We have one AWS S3 bucket in which we get new CSV files at 10 minute interval. Goal is to ingest these files into Hive.
So the obvious way for me is to use Apache Flume
for this and use Spooling Directory
source which will keep looking for new files in landing directory and ingest them in Hive.
We have read-only
permissions for S3 bucket and for landing directory in which files will be copied and Flume
suffixes ingested files with .COMPLETED
suffix. So in our case Flume won't be able to mark completed files because of permission issue.
Now questions are:
- What will happen if Flume is not able to add suffix to completed files? Will it give any error or it will silently fail? (I am actually testing this but if anyone has already tried this then I don't have to reinvent the wheel)
- Whether
Flume will be able to ingest files without marking them with
.COMPLETED
? - Is there any other Big Data tool/technology better suited for this use case?

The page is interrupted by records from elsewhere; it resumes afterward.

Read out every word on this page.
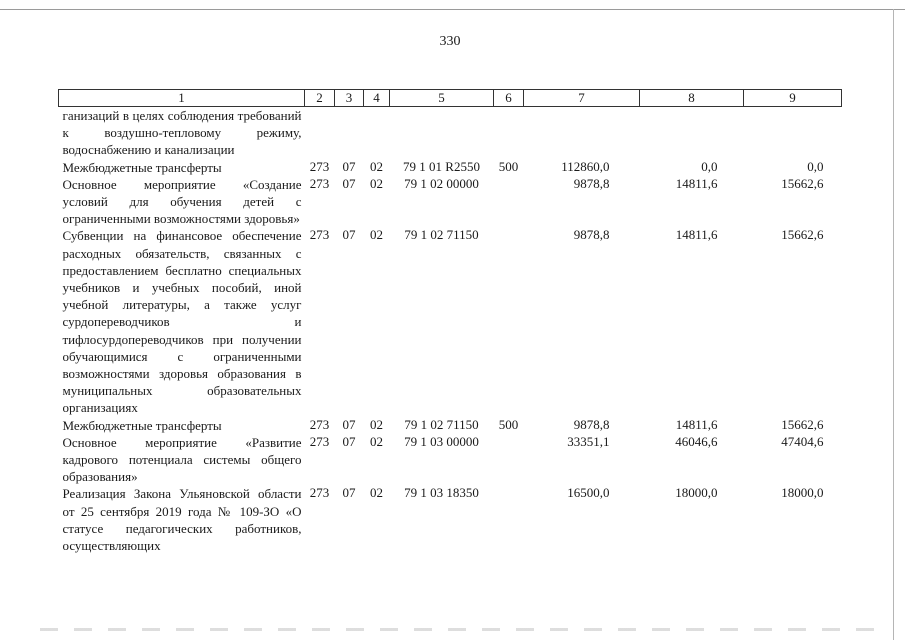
330
1	2	3	4	5	6	7	8	9
ганизаций в целях соблюдения требований к воздушно-тепловому режиму, водоснабжению и канализации								
Межбюджетные трансферты	273	07	02	79 1 01 R2550	500	112860,0	0,0	0,0
Основное мероприятие «Создание условий для обучения детей с ограниченными возможностями здоровья»	273	07	02	79 1 02 00000		9878,8	14811,6	15662,6
Субвенции на финансовое обеспечение расходных обязательств, связанных с предоставлением бесплатно специальных учебников и учебных пособий, иной учебной литературы, а также услуг сурдопереводчиков и тифлосурдопереводчиков при получении обучающимися с ограниченными возможностями здоровья образования в муниципальных образовательных организациях	273	07	02	79 1 02 71150		9878,8	14811,6	15662,6
Межбюджетные трансферты	273	07	02	79 1 02 71150	500	9878,8	14811,6	15662,6
Основное мероприятие «Развитие кадрового потенциала системы общего образования»	273	07	02	79 1 03 00000		33351,1	46046,6	47404,6
Реализация Закона Ульяновской области от 25 сентября 2019 года № 109-ЗО «О статусе педагогических работников, осуществляющих	273	07	02	79 1 03 18350		16500,0	18000,0	18000,0
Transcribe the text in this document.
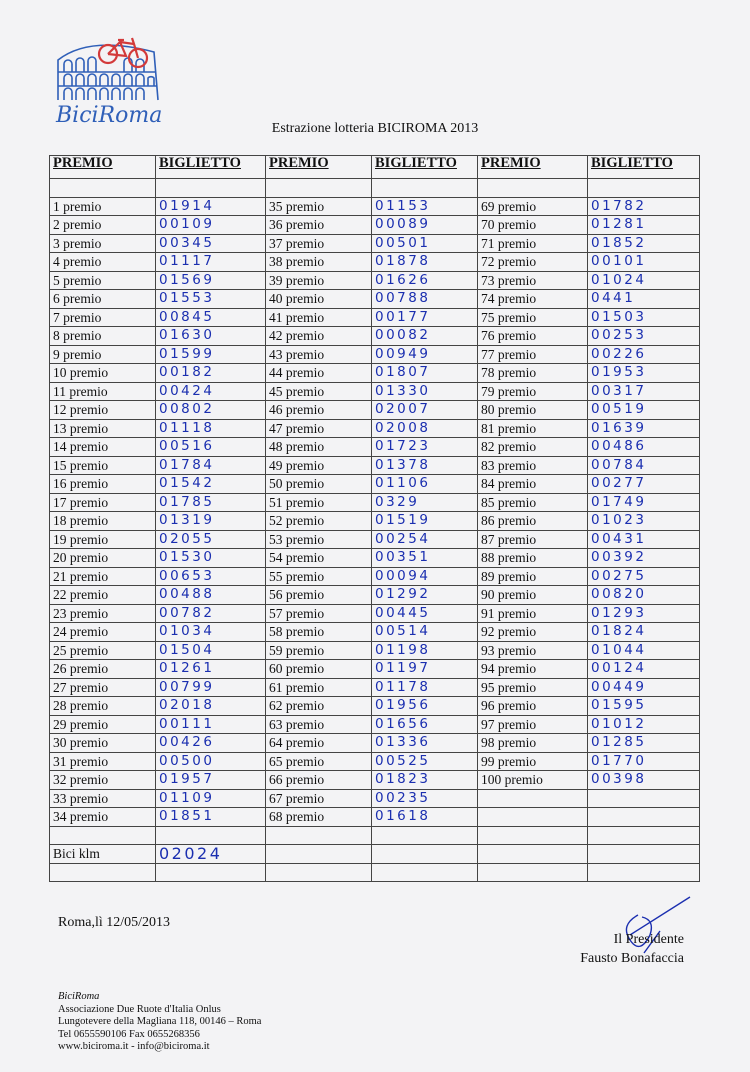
BiciRoma
Estrazione lotteria BICIROMA 2013
PREMIO	BIGLIETTO	PREMIO	BIGLIETTO	PREMIO	BIGLIETTO

1 premio	01914	35 premio	01153	69 premio	01782
2 premio	00109	36 premio	00089	70 premio	01281
3 premio	00345	37 premio	00501	71 premio	01852
4 premio	01117	38 premio	01878	72 premio	00101
5 premio	01569	39 premio	01626	73 premio	01024
6 premio	01553	40 premio	00788	74 premio	0441
7 premio	00845	41 premio	00177	75 premio	01503
8 premio	01630	42 premio	00082	76 premio	00253
9 premio	01599	43 premio	00949	77 premio	00226
10 premio	00182	44 premio	01807	78 premio	01953
11 premio	00424	45 premio	01330	79 premio	00317
12 premio	00802	46 premio	02007	80 premio	00519
13 premio	01118	47 premio	02008	81 premio	01639
14 premio	00516	48 premio	01723	82 premio	00486
15 premio	01784	49 premio	01378	83 premio	00784
16 premio	01542	50 premio	01106	84 premio	00277
17 premio	01785	51 premio	0329	85 premio	01749
18 premio	01319	52 premio	01519	86 premio	01023
19 premio	02055	53 premio	00254	87 premio	00431
20 premio	01530	54 premio	00351	88 premio	00392
21 premio	00653	55 premio	00094	89 premio	00275
22 premio	00488	56 premio	01292	90 premio	00820
23 premio	00782	57 premio	00445	91 premio	01293
24 premio	01034	58 premio	00514	92 premio	01824
25 premio	01504	59 premio	01198	93 premio	01044
26 premio	01261	60 premio	01197	94 premio	00124
27 premio	00799	61 premio	01178	95 premio	00449
28 premio	02018	62 premio	01956	96 premio	01595
29 premio	00111	63 premio	01656	97 premio	01012
30 premio	00426	64 premio	01336	98 premio	01285
31 premio	00500	65 premio	00525	99 premio	01770
32 premio	01957	66 premio	01823	100 premio	00398
33 premio	01109	67 premio	00235		
34 premio	01851	68 premio	01618		

Bici klm	02024				

Roma,lì 12/05/2013
Il Presidente
Fausto Bonafaccia
BiciRoma
Associazione Due Ruote d'Italia Onlus
Lungotevere della Magliana 118, 00146 – Roma
Tel 0655590106 Fax 0655268356
www.biciroma.it - info@biciroma.it
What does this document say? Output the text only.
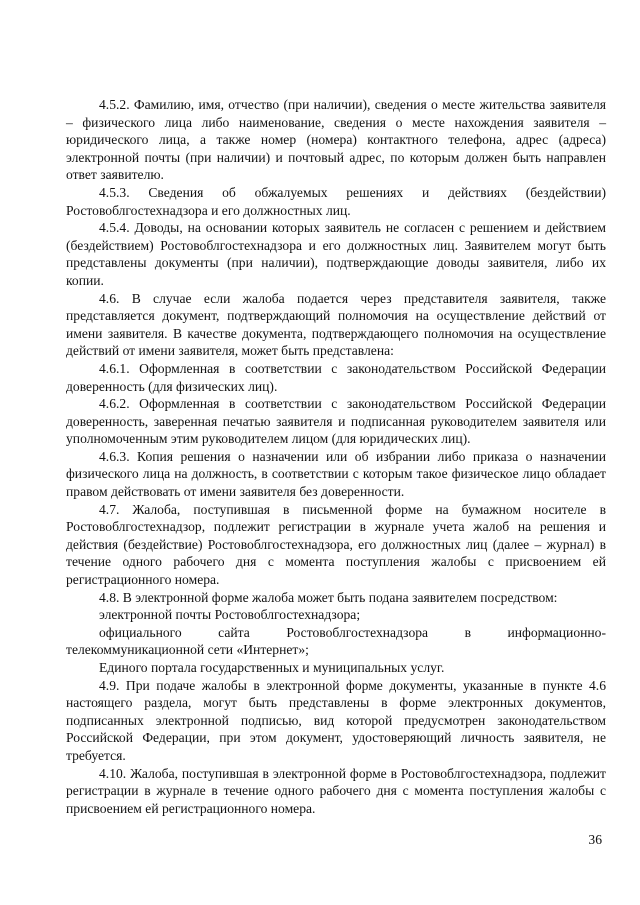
4.5.2. Фамилию, имя, отчество (при наличии), сведения о месте жительства заявителя – физического лица либо наименование, сведения о месте нахождения заявителя – юридического лица, а также номер (номера) контактного телефона, адрес (адреса) электронной почты (при наличии) и почтовый адрес, по которым должен быть направлен ответ заявителю.

4.5.3. Сведения об обжалуемых решениях и действиях (бездействии) Ростовоблгостехнадзора и его должностных лиц.

4.5.4. Доводы, на основании которых заявитель не согласен с решением и действием (бездействием) Ростовоблгостехнадзора и его должностных лиц. Заявителем могут быть представлены документы (при наличии), подтверждающие доводы заявителя, либо их копии.

4.6. В случае если жалоба подается через представителя заявителя, также представляется документ, подтверждающий полномочия на осуществление действий от имени заявителя. В качестве документа, подтверждающего полномочия на осуществление действий от имени заявителя, может быть представлена:

4.6.1. Оформленная в соответствии с законодательством Российской Федерации доверенность (для физических лиц).

4.6.2. Оформленная в соответствии с законодательством Российской Федерации доверенность, заверенная печатью заявителя и подписанная руководителем заявителя или уполномоченным этим руководителем лицом (для юридических лиц).

4.6.3. Копия решения о назначении или об избрании либо приказа о назначении физического лица на должность, в соответствии с которым такое физическое лицо обладает правом действовать от имени заявителя без доверенности.

4.7. Жалоба, поступившая в письменной форме на бумажном носителе в Ростовоблгостехнадзор, подлежит регистрации в журнале учета жалоб на решения и действия (бездействие) Ростовоблгостехнадзора, его должностных лиц (далее – журнал) в течение одного рабочего дня с момента поступления жалобы с присвоением ей регистрационного номера.

4.8. В электронной форме жалоба может быть подана заявителем посредством:

электронной почты Ростовоблгостехнадзора;

официального сайта Ростовоблгостехнадзора в информационно-телекоммуникационной сети «Интернет»;

Единого портала государственных и муниципальных услуг.

4.9. При подаче жалобы в электронной форме документы, указанные в пункте 4.6 настоящего раздела, могут быть представлены в форме электронных документов, подписанных электронной подписью, вид которой предусмотрен законодательством Российской Федерации, при этом документ, удостоверяющий личность заявителя, не требуется.

4.10. Жалоба, поступившая в электронной форме в Ростовоблгостехнадзора, подлежит регистрации в журнале в течение одного рабочего дня с момента поступления жалобы с присвоением ей регистрационного номера.

36
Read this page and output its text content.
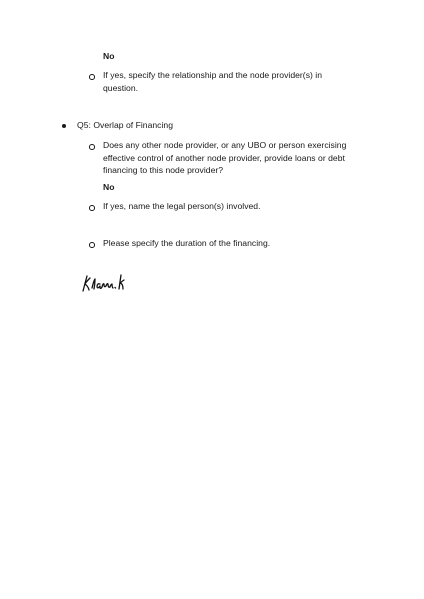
No
If yes, specify the relationship and the node provider(s) in question.
Q5: Overlap of Financing
Does any other node provider, or any UBO or person exercising effective control of another node provider, provide loans or debt financing to this node provider?
No
If yes, name the legal person(s) involved.
Please specify the duration of the financing.
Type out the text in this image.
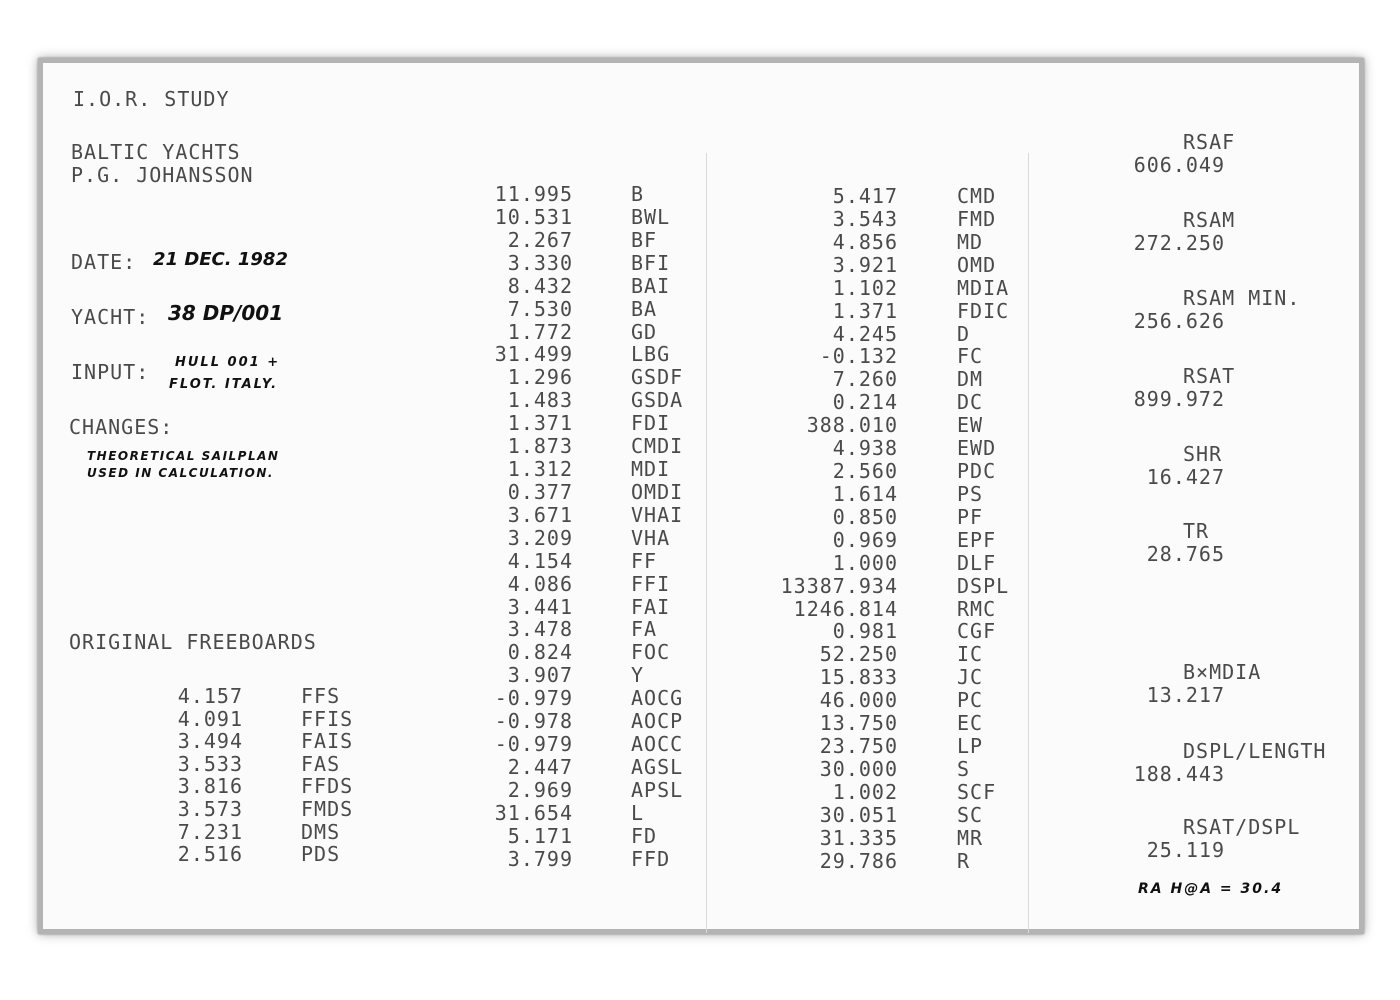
I.O.R. STUDY
BALTIC YACHTS
P.G. JOHANSSON
DATE: 21 DEC. 1982
YACHT: 38 DP/001
INPUT: HULL 001 +
FLOT. ITALY.
CHANGES:
THEORETICAL SAILPLAN
USED IN CALCULATION.
ORIGINAL FREEBOARDS
4.157	FFS
4.091	FFIS
3.494	FAIS
3.533	FAS
3.816	FFDS
3.573	FMDS
7.231	DMS
2.516	PDS
11.995	B
10.531	BWL
2.267	BF
3.330	BFI
8.432	BAI
7.530	BA
1.772	GD
31.499	LBG
1.296	GSDF
1.483	GSDA
1.371	FDI
1.873	CMDI
1.312	MDI
0.377	OMDI
3.671	VHAI
3.209	VHA
4.154	FF
4.086	FFI
3.441	FAI
3.478	FA
0.824	FOC
3.907	Y
-0.979	AOCG
-0.978	AOCP
-0.979	AOCC
2.447	AGSL
2.969	APSL
31.654	L
5.171	FD
3.799	FFD
5.417	CMD
3.543	FMD
4.856	MD
3.921	OMD
1.102	MDIA
1.371	FDIC
4.245	D
-0.132	FC
7.260	DM
0.214	DC
388.010	EW
4.938	EWD
2.560	PDC
1.614	PS
0.850	PF
0.969	EPF
1.000	DLF
13387.934	DSPL
1246.814	RMC
0.981	CGF
52.250	IC
15.833	JC
46.000	PC
13.750	EC
23.750	LP
30.000	S
1.002	SCF
30.051	SC
31.335	MR
29.786	R
RSAF
606.049
RSAM
272.250
RSAM MIN.
256.626
RSAT
899.972
SHR
16.427
TR
28.765
B×MDIA
13.217
DSPL/LENGTH
188.443
RSAT/DSPL
25.119
RA H@A = 30.4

Flume Spooling Directory Source needs to have write permission either to rename or delete the processed/read log file.
check 'fileSuffix', 'deletePolicy' settings.
If it doesnt rename/delete the completed files, it can't figure out which files are already processed.
You might want to write a 'script' that reads from read-only S3 bucket to a 'staging' folder with write permissions and provide this staging folder as source to flume.